Jejak Mikroplastik di Tubuh Biota Laut Hingga Dikonsumsi Manusia

Ilustrasi mikroplastik. FOTO: NOIR PRIMADONA PURBA

Darilaut – Plastik yang terbuang di daratan masuk ke badang sungai dan terbawa hingga ke laut dapat terdegradasi menjadi mikroplastik. Mikroplastik yang berukuran kurang dari lima milimeter itu tidak hanya berhenti di lingkungan perairan.

Plastik yang terdegradasi menjadi mikroplastik terbawa ke sungai, dibuang dipinggir pantai dan laut, kemudian dimakan plankton, terakumulasi pada ikan dan biota laut lainnya.

Mikroplastik ini masuk ke dalam rantai makanan, hingga akhirnya berpotensi masuk ke tubuh manusia melalui konsumsi pangan laut.

“Inilah yang menjadi latar belakang riset kami, yaitu melihat bagaimana mikroplastik terakumulasi dan berpindah di dalam tubuh biota,” kata Peneliti Ahli Utama Pusat Riset Teknologi Radioisotop, Radiofarmaka, dan Biodosimetri Badan Riset dan Inovasi Nasional (BRIN), Heny Suseno, seperti dikutip dari Brin.go.id.

BRIN melakukan kajian mikroplastik dari sisi biota laut dan potensi risikonya bagi manusia.

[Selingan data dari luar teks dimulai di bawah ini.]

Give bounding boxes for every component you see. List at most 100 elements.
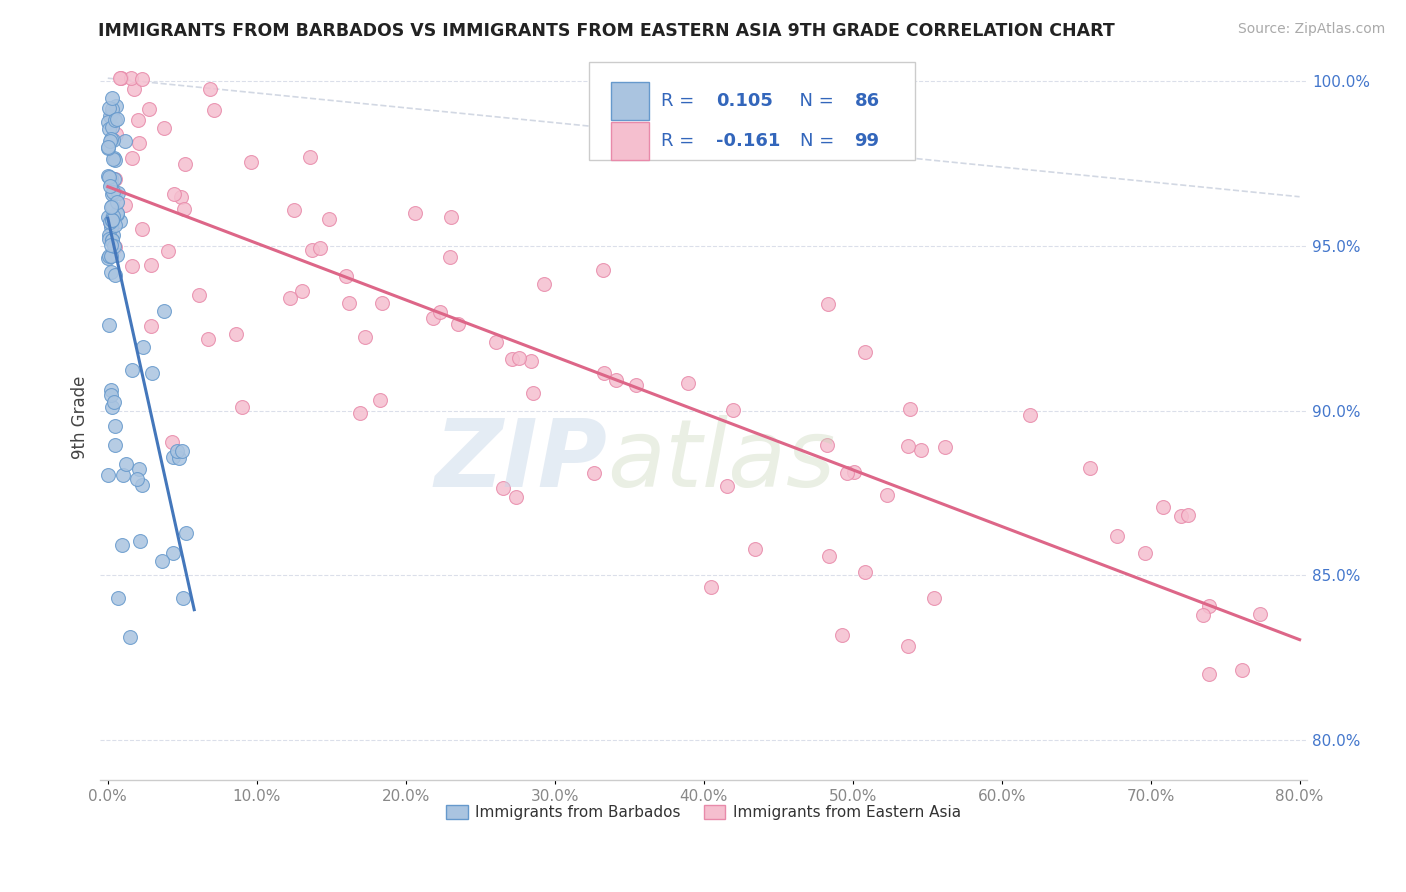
Text: Source: ZipAtlas.com: Source: ZipAtlas.com	[1237, 22, 1385, 37]
FancyBboxPatch shape	[610, 122, 650, 161]
Legend: Immigrants from Barbados, Immigrants from Eastern Asia: Immigrants from Barbados, Immigrants fro…	[440, 798, 967, 826]
Point	[101, 209, 124, 223]
Point	[100, 176, 122, 190]
Point	[197, 332, 219, 346]
Point	[922, 591, 945, 606]
Point	[97, 468, 120, 483]
Point	[160, 435, 183, 450]
Point	[101, 401, 124, 415]
Point	[101, 213, 124, 227]
Point	[1133, 546, 1156, 560]
Point	[716, 478, 738, 492]
Point	[815, 438, 838, 452]
Point	[337, 296, 360, 310]
Point	[278, 291, 301, 305]
Point	[100, 265, 122, 279]
Text: -0.161: -0.161	[716, 132, 780, 150]
Text: 86: 86	[855, 92, 880, 111]
Point	[153, 120, 176, 135]
Point	[101, 210, 124, 224]
Point	[107, 186, 129, 200]
Point	[239, 155, 262, 169]
Point	[1018, 408, 1040, 422]
Point	[876, 488, 898, 502]
Point	[173, 202, 195, 216]
Point	[150, 554, 173, 568]
Point	[101, 185, 124, 199]
FancyBboxPatch shape	[589, 62, 915, 161]
Text: 0.105: 0.105	[716, 92, 773, 111]
Point	[202, 103, 225, 117]
Point	[1105, 529, 1128, 543]
Point	[141, 367, 163, 381]
Point	[105, 112, 128, 126]
Point	[172, 443, 194, 458]
Point	[592, 262, 614, 277]
Text: N =: N =	[789, 92, 839, 111]
Point	[723, 403, 745, 417]
Point	[100, 179, 122, 194]
Point	[107, 591, 129, 605]
Point	[114, 134, 136, 148]
Point	[98, 214, 121, 228]
Point	[422, 310, 444, 325]
Point	[198, 82, 221, 96]
Point	[121, 362, 143, 376]
Point	[97, 318, 120, 332]
Text: R =: R =	[661, 132, 700, 150]
Point	[103, 172, 125, 186]
Text: ZIP: ZIP	[434, 415, 607, 507]
Point	[853, 565, 876, 579]
Y-axis label: 9th Grade: 9th Grade	[72, 376, 89, 459]
Point	[583, 466, 606, 480]
Point	[174, 525, 197, 540]
Point	[187, 288, 209, 302]
Point	[100, 238, 122, 252]
Point	[1152, 500, 1174, 514]
Point	[624, 378, 647, 392]
Point	[97, 232, 120, 246]
Point	[491, 481, 513, 495]
Point	[485, 334, 508, 349]
Point	[114, 198, 136, 212]
Point	[105, 205, 128, 219]
Point	[1191, 607, 1213, 622]
Point	[98, 121, 121, 136]
Point	[97, 115, 120, 129]
Point	[108, 71, 131, 86]
Point	[231, 400, 253, 414]
Point	[318, 212, 340, 227]
Point	[910, 442, 932, 457]
Point	[104, 153, 127, 168]
Point	[115, 457, 138, 471]
Point	[163, 187, 186, 202]
Point	[699, 580, 721, 594]
Point	[128, 136, 150, 151]
Point	[104, 219, 127, 233]
Point	[129, 534, 152, 549]
Point	[897, 639, 920, 653]
Point	[98, 134, 121, 148]
Point	[127, 112, 149, 127]
Point	[440, 210, 463, 224]
Point	[101, 91, 124, 105]
Point	[97, 251, 120, 265]
Point	[1170, 509, 1192, 524]
Point	[104, 418, 127, 433]
Point	[100, 171, 122, 186]
Text: IMMIGRANTS FROM BARBADOS VS IMMIGRANTS FROM EASTERN ASIA 9TH GRADE CORRELATION C: IMMIGRANTS FROM BARBADOS VS IMMIGRANTS F…	[98, 22, 1115, 40]
Point	[103, 239, 125, 253]
Point	[101, 152, 124, 166]
Point	[291, 284, 314, 298]
Point	[104, 186, 127, 200]
Point	[429, 305, 451, 319]
Point	[101, 105, 124, 120]
Point	[170, 190, 193, 204]
Point	[100, 233, 122, 247]
Point	[100, 234, 122, 248]
Point	[157, 244, 180, 259]
Text: atlas: atlas	[607, 416, 835, 507]
Point	[118, 630, 141, 644]
Point	[131, 340, 153, 354]
Point	[101, 199, 124, 213]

Perspektif ini dikaji melalui pemanfaatan teknologi nuklir sebagai alat perunut mikroplastik di dalam organisme hidup.

Heny dan tim mengembangkan pendekatan nuklir dengan melabeli mikroplastik menggunakan radioisotop iodium-131 (I-131).

Mikroplastik berlabel ini kemudian dimasukkan ke dalam media air laut bersama biota hidup, seperti ikan bandeng atau kerang. Pergerakan dan akumulasi mikroplastik di dalam tubuh organisme dipantau secara berkala menggunakan spektrometer gamma, tanpa harus mematikan hewan uji.

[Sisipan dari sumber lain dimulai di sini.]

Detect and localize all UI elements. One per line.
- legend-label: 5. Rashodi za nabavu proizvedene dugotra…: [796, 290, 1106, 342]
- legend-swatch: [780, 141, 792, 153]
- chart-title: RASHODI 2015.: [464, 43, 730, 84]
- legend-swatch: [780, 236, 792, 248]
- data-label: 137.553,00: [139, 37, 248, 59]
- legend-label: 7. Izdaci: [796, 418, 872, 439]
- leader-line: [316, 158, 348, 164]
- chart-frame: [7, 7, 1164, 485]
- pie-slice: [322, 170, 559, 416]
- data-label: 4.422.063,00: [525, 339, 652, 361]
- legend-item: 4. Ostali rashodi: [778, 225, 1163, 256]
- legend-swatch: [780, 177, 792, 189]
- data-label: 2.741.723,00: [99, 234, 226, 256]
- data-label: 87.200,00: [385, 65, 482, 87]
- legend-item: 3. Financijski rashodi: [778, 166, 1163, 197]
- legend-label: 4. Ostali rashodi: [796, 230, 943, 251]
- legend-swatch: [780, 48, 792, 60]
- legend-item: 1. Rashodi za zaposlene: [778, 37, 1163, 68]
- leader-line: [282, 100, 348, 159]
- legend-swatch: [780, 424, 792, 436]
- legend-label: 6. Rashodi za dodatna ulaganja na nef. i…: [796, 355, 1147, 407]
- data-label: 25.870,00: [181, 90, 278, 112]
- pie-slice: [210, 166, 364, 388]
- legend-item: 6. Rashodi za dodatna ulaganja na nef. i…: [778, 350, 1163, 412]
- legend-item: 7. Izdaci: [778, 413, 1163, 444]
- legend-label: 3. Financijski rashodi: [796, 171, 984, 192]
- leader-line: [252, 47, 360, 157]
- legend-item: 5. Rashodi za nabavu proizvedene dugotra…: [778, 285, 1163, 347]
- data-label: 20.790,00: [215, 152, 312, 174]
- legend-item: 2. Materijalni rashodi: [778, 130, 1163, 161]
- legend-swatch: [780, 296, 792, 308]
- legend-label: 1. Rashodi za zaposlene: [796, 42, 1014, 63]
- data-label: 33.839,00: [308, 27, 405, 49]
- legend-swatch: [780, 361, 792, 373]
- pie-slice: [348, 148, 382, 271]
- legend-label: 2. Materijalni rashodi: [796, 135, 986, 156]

“Keunggulan teknologi nuklir adalah kita bisa menganalisis biota dalam keadaan hidup. Setelah diukur, biota bisa dikembalikan lagi dan diamati terus sampai percobaan selesai,” ujar Heny, Sabtu (20/12).

Pendekatan ini memungkinkan peneliti menghitung faktor bioakumulasi serta waktu tinggal biologis mikroplastik di dalam tubuh biota, informasi yang sulit diperoleh dengan metode konvensional.

Tak hanya itu, teknologi nuklir juga memungkinkan pemetaan distribusi mikroplastik di organ tertentu, seperti insang, sehingga memberikan gambaran lebih detail tentang interaksi mikroplastik dengan sistem biologis.

Dengan data tersebut, peneliti dapat memperkirakan potensi paparan mikroplastik pada manusia berdasarkan pola konsumsi ikan.

Riset ini didukung melalui skema pendanaan Riset dan Inovasi untuk Indonesia Maju (RIIM) BRIN, serta melibatkan kolaborasi dengan perguruan tinggi, di antaranya Universitas Indonesia.

Sejumlah hasil penelitian telah dipublikasikan di jurnal ilmiah bereputasi sebagai bagian dari upaya membangun basis pengetahuan berbasis bukti.

Dengan menggabungkan pemantauan lingkungan, rekonstruksi sejarah pencemaran, serta kajian bioakumulasi pada biota, BRIN membangun pendekatan komprehensif dalam memahami persoalan mikroplastik laut.

Teknologi nuklir hadir bukan untuk menggantikan metode konvensional, melainkan untuk melengkapinya, terutama dalam memahami jejak waktu pencemaran dan risikonya bagi kehidupan manusia.